I could have just said yes, pretended. It would have cost nothing. But as I have said, I am pig-headed. I argued. I reasoned. And perhaps, worst of all for this man, I laughed. I realize now that was my mistake. It was the beginning. It was the first cold wind that means winter has come. He struck me with his blessed stick. The first blow was unexpected. After that I curled up and ducked. He got so angry so quickly, I could hardly believe it. Even my own father did not get angry so quickly.
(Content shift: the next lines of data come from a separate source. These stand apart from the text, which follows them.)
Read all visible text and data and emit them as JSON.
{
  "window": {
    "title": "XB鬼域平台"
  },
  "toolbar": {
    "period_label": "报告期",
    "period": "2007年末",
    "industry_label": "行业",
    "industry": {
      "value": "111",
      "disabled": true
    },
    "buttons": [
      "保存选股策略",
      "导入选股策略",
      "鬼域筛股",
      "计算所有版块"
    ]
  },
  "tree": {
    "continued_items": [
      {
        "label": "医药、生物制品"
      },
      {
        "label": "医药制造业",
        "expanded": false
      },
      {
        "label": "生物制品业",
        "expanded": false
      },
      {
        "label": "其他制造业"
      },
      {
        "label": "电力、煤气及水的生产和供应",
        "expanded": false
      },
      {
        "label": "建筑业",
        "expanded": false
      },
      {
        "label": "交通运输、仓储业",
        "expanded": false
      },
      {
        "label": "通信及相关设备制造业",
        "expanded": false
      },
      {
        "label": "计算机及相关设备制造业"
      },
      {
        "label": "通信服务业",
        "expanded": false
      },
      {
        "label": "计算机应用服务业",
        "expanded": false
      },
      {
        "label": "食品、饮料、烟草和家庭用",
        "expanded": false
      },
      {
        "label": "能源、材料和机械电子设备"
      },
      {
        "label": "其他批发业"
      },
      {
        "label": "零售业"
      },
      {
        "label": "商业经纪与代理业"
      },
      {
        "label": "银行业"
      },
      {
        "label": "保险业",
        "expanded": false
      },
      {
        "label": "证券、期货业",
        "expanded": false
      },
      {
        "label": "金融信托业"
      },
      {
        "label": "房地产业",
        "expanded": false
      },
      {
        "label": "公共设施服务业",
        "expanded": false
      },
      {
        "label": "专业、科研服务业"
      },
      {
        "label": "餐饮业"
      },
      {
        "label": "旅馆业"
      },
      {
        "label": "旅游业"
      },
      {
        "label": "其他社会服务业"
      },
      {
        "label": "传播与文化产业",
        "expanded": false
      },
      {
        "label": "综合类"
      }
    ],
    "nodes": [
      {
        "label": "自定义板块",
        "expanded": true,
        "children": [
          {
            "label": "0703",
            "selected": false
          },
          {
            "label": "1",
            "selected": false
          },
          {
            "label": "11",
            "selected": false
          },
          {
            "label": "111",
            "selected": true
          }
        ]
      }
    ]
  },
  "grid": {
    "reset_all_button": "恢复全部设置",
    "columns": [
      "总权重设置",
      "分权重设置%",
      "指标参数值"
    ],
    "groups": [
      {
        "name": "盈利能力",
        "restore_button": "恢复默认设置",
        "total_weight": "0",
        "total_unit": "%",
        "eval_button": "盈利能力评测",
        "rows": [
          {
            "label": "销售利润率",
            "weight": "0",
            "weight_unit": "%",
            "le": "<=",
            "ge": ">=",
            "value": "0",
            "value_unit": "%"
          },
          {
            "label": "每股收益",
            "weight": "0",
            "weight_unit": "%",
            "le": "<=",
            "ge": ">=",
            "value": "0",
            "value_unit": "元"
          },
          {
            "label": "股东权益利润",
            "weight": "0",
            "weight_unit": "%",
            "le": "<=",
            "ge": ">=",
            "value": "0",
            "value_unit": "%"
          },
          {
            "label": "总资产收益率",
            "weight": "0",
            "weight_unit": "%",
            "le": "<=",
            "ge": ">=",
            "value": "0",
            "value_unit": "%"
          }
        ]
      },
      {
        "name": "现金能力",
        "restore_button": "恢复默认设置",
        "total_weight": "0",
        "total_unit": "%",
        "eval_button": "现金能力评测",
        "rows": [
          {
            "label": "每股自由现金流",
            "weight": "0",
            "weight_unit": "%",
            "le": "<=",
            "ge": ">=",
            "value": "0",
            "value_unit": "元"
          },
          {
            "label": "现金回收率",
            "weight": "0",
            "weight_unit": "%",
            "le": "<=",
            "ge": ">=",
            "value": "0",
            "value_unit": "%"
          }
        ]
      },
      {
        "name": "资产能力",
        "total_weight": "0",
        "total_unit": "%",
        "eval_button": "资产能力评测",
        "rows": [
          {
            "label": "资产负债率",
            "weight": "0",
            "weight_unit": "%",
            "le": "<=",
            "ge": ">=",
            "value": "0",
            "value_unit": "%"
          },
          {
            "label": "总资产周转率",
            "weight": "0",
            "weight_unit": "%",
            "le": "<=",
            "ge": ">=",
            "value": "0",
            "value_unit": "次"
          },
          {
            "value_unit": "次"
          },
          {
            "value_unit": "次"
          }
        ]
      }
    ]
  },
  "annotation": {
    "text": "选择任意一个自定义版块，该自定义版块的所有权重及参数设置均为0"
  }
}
His face grew red as he chased me under the table with his stick and I was overcome by giggling fits, as the scene reminded me so much of childhood escapades, ducking under the table to escape punishment for tasting the cakes before they cooled, for neglecting chores, for speaking out of turn. My mirthful outbreak infuriated him further and he sought in vain a better chance to rain blows upon me. I was thankful in my heart for the big birch table Lalli made for me when first I came to him as a bride from my poor family, even as I could not halt my laughter in its shelter.